There is no such thing as a bad job.

Now, I don’t mean that from the perspective of the employee. There are plenty of bad jobs from that perspective and plenty of lousy bosses, too. I’ve had several of them. I’ve probably been one of them.
  
I’m talking about jobs from the perspective of economic development, of statements like “we don’t want just any jobs, we want good, high-paying jobs with excellent benefits.” Often other words like “high-tech,” “clean,” “permanent,” “white-collar,” and others will be thrown in.

For six years I’ve been working at the Kansas statehouse as an amateur lobbyist, and I’ve heard these comments constantly from state and local officials, chambers of commerce, union officials, and others.
  
Six years ago, a statewide business leader and I had an intense debate on this issue. He lectured me on the importance of “primary employers,” such as manufacturers, headquarters of multinational companies, major distributors and the like. His argument was that you can’t have secondary jobs like those in most small businesses unless you attract the primary jobs first.

An official for the railroads told me “if it weren’t for us big businesses, you little businesses wouldn’t even exist.”

Fighting this attitude has become a major objective for me, and there are plenty of chances to fight it.

In the 2008 Kansas legislative session, the Governor introduced a business tax incentives package that would require a minimum $1 million dollar investment or a minimum 20 new jobs to qualify for income tax credits. 

The “Go Topeka” organization, which controls $5 million per year in sales tax revenues for the purpose of economic development, has policies that are so restrictive they eliminate nearly all small businesses from qualifying for funding.  The rules and red tape are so extensive that most small business owners won’t go to the trouble.

In Kansas, fifty-four percent of the private workforce is employed in small businesses. Only a tiny number of those have assets in other states. They pay every kind of tax the state and local governments in Kansas load on them. Their employees live here. They stay here. They spend their money here. They are the overwhelming majority of our community volunteers.

Communities don’t sprout from “primary businesses”, they sprout from secondary businesses or they sprout together.  Farming is a primary business, but farms and grocery stores and blacksmith shops and livery stables and barber shops and eateries and saloons populated areas together, not separately.

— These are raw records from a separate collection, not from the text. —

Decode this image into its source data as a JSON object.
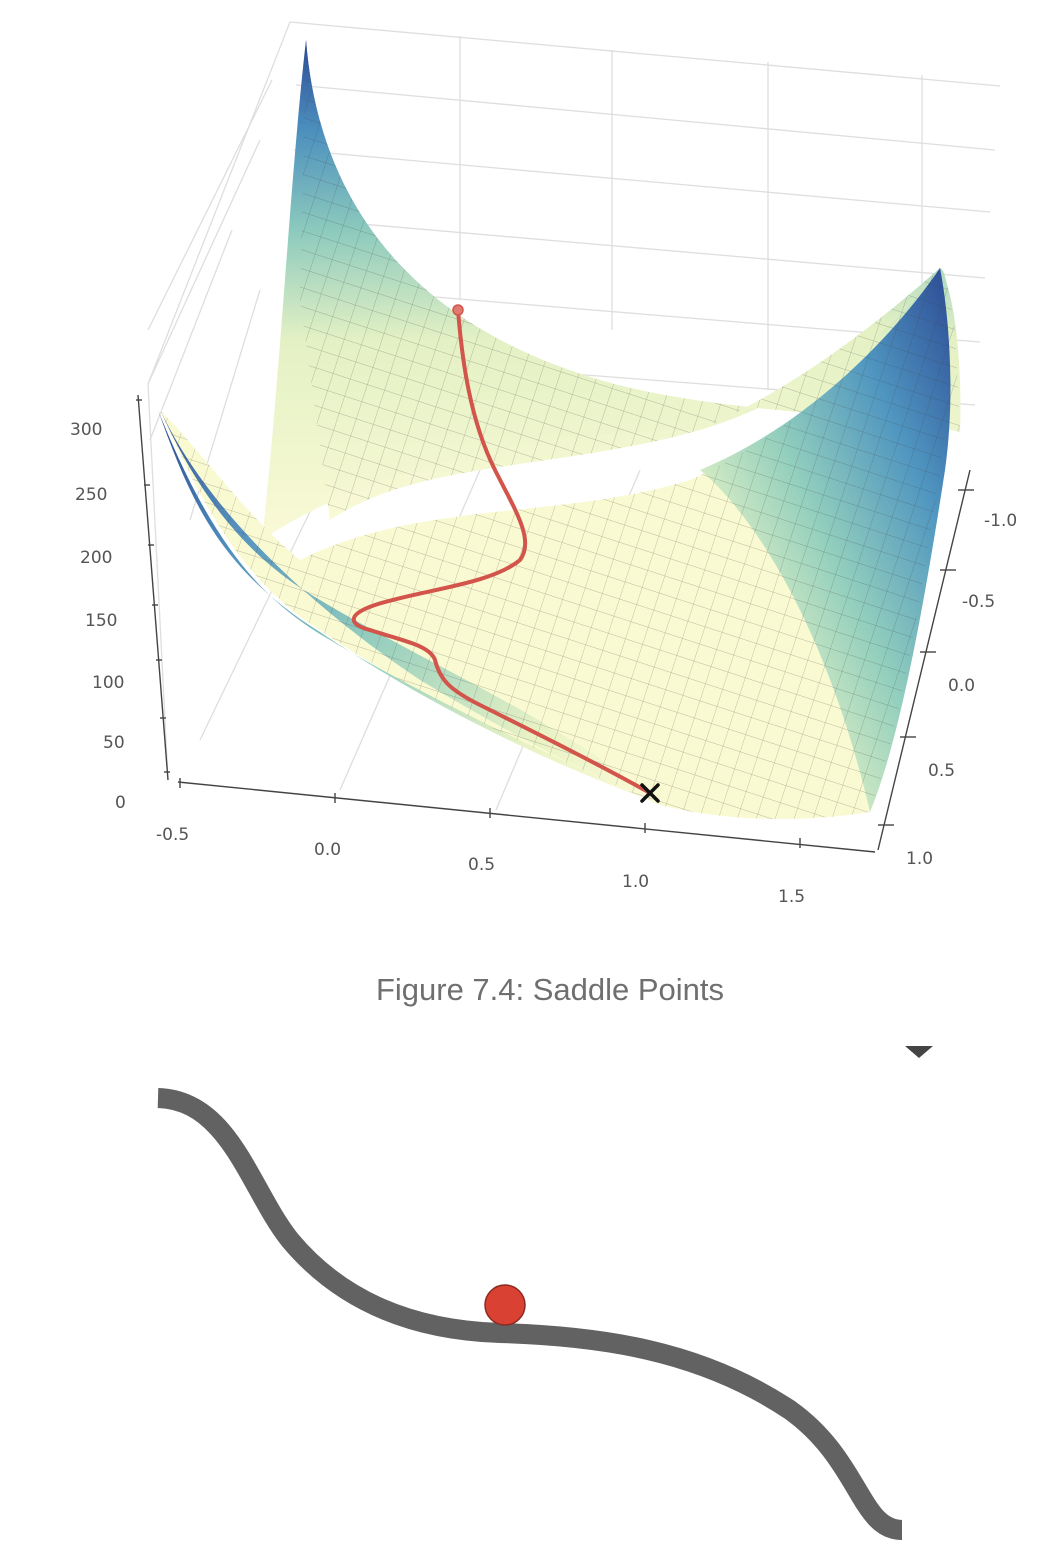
{
  "figure_caption": "Figure 7.4: Saddle Points",
  "colors": {
    "surface_low": "#f9f9d2",
    "surface_mid": "#8ccabd",
    "surface_high": "#2c4a94",
    "path": "#d2544a",
    "curve": "#626262",
    "ball": "#d94232",
    "caption": "#6f6f6f"
  },
  "chart_data": {
    "type": "surface",
    "title": "",
    "z_ticks": [
      "300",
      "250",
      "200",
      "150",
      "100",
      "50",
      "0"
    ],
    "x_ticks": [
      "-0.5",
      "0.0",
      "0.5",
      "1.0",
      "1.5"
    ],
    "y_ticks": [
      "-1.0",
      "-0.5",
      "0.0",
      "0.5",
      "1.0"
    ],
    "zlim": [
      0,
      300
    ],
    "xlim": [
      -0.5,
      1.5
    ],
    "ylim": [
      -1.0,
      1.0
    ],
    "grid": true,
    "colormap": "YlGnBu",
    "optimizer_path": {
      "start_marker": "circle",
      "end_marker": "x",
      "color": "#d2544a"
    }
  },
  "saddle_illustration": {
    "curve_color": "#626262",
    "ball_color": "#d94232"
  }
}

A community can exist with only secondary businesses, but it cannot exist with only primary businesses.

In any case, it doesn’t matter whether the chicken or the egg came first.  Target was not going to open a 600-employee distribution center in Herington because there aren’t enough small businesses there to support enough population to provide enough employees. 

At the June TK Magazine Leadership Summit at the Topeka Ramada Inn, Kim Schultz of Field of Greens catering and restaurant said "Without the little people, the big people don't have anywhere to eat lunch."

You go, girl!  And you can add get their hair done, bury their dead, build and maintain their homes, dry clean their clothes, mow their lawns, trim their trees, clean their chimneys, and on and on and on …

From an economic development standpoint, there is no such thing as a bad job. If starter jobs and low-paying jobs are bad, show me a place that has none.  No matter how wealthy the community, someone is doing those “bad jobs” even if they can’t afford to live there.

Small employers become big employers.  Low-paying jobs become better-paying jobs.  People learn stuff while doing those jobs.  They do stuff that the community absolutely must have done.  And small employers don’t leave the community in batches of six hundred jobs at a time. 

When it comes to economic development, there simply is no such thing as a bad job.